Le duc de Richelieu saisit la main du vieux serviteur en s'écriant:
– Je vous demande pardon, monsieur, vous êtes le roi des maîtres d'hôtel!
– Et vous me chassiez! répondit celui-ci avec un mouvement intraduisible de tête et d'épaules.
– Moi, je vous paie cette bouteille cent pistoles.
– Et cent pistoles que coûteront à Monsieur le maréchal les frais du voyage, cela fera deux cents pistoles. Mais monseigneur avouera que c'est pour rien.
– J'avouerai tout ce qu'il vous plaira, monsieur; en attendant, à partir d'aujourd'hui, je double vos honoraires.
– Mais, monseigneur, il ne fallait rien pour cela.
– Et quand donc arrivera votre courrier de cent pistoles?
– Monseigneur jugera si j'ai perdu mon temps: quel jour Monseigneur a-t il commandé le dîner?
– Mais voici trois jours, je crois.
– Il faut à un courrier qui court à franc étrier vingt-quatre heures pour aller, vingt-quatre pour revenir.
– Il vous restait vingt-quatre heures: prince des maîtres d'hôtel, qu'en avez-vous fait, de ces vingt-quatre heures?
– Hélas, monseigneur, je les ai perdues. L'idée ne m'est venue que le lendemain du jour où vous m'aviez donné la liste de vos convives. Maintenant, calculons le temps qu'entraînera la négociation, et vous verrez, monseigneur, qu'en ne vous demandant que jusqu'à cinq heures, je ne vous demande que le temps strictement nécessaire.
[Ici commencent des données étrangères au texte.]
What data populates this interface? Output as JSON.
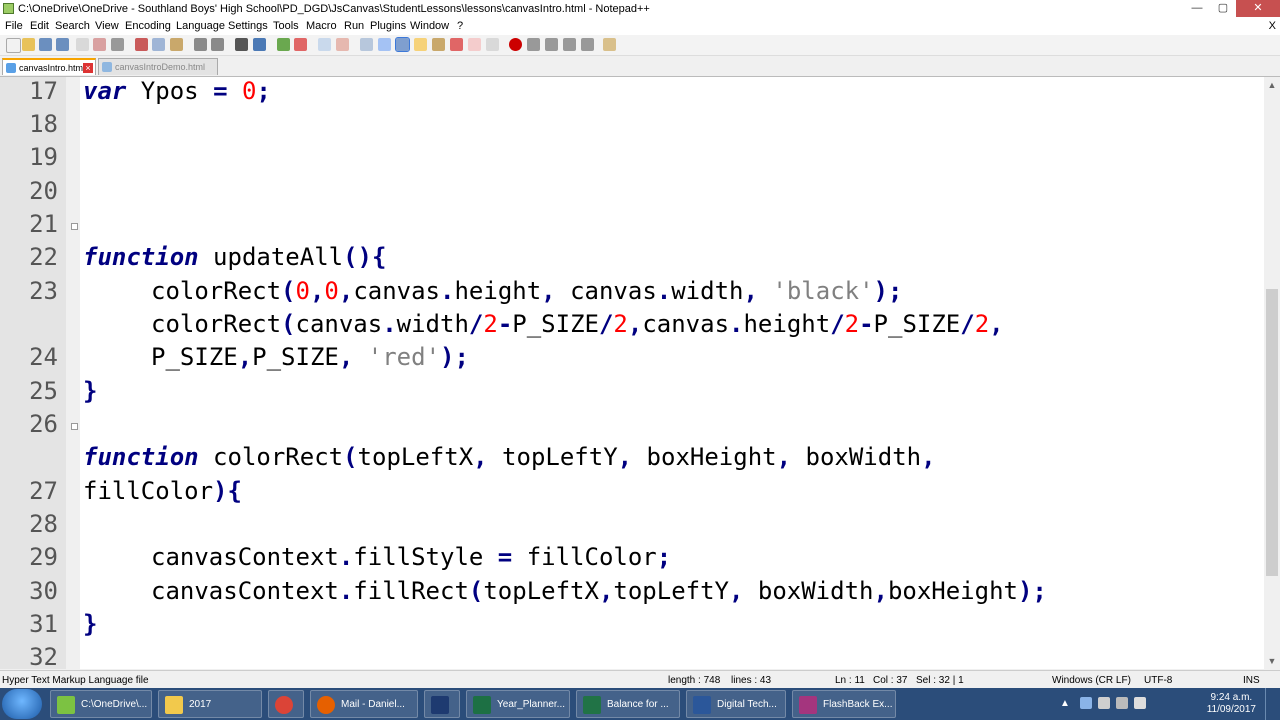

– Comment! la bouteille n'est pas encore ici?
– Non, monseigneur.
– Bon Dieu! monsieur, et si votre collègue de Saverne allait être aussi dévoué à M. le prince de Rohan que vous l'êtes à moi-même?
– Eh bien! monseigneur?
– S'il allait refuser la bouteille, comme vous l'eussiez refusée vous-même?
– Moi, monseigneur?
– Oui, vous ne donneriez pas une pareille bouteille, je suppose, si elle se trouvait dans ma cave?
– J'en demande bien humblement pardon à monseigneur: si un confrère ayant un roi à traiter me venait demander votre meilleure bouteille de vin, je la lui donnerais à l'instant.
– Oh! oh! fit le maréchal avec une légère grimace.
– C'est en aidant que l'on est aidé, monseigneur.
– Alors, me voilà à peu près rassuré, dit le maréchal avec un soupir; mais nous avons encore une mauvaise chance.
– Laquelle, monseigneur?
– Si la bouteille se casse?
– Oh! monseigneur, il n'y a pas d'exemple qu'un homme ait jamais cassé une bouteille de vin de deux mille livres.
– J'avais tort, n'en parlons plus; maintenant, votre courrier arrivera à quelle heure?
– À quatre heures très précises.
– Alors, qui nous empêche de dîner à quatre heures? reprit le maréchal, entêté comme une mule de Castille.
– Monseigneur, il faut une heure à mon vin pour le reposer, et encore grâce à un procédé dont je suis l'inventeur; sans cela, il me faudrait trois jours.
Battu cette fois encore, le maréchal fit en signe de défaite un salut à son maître d'hôtel.
– D'ailleurs, continua celui-ci, les convives de monseigneur, sachant qu'ils auront l'honneur de dîner avec M. le comte de Haga, n'arriveront qu'à quatre heures et demie.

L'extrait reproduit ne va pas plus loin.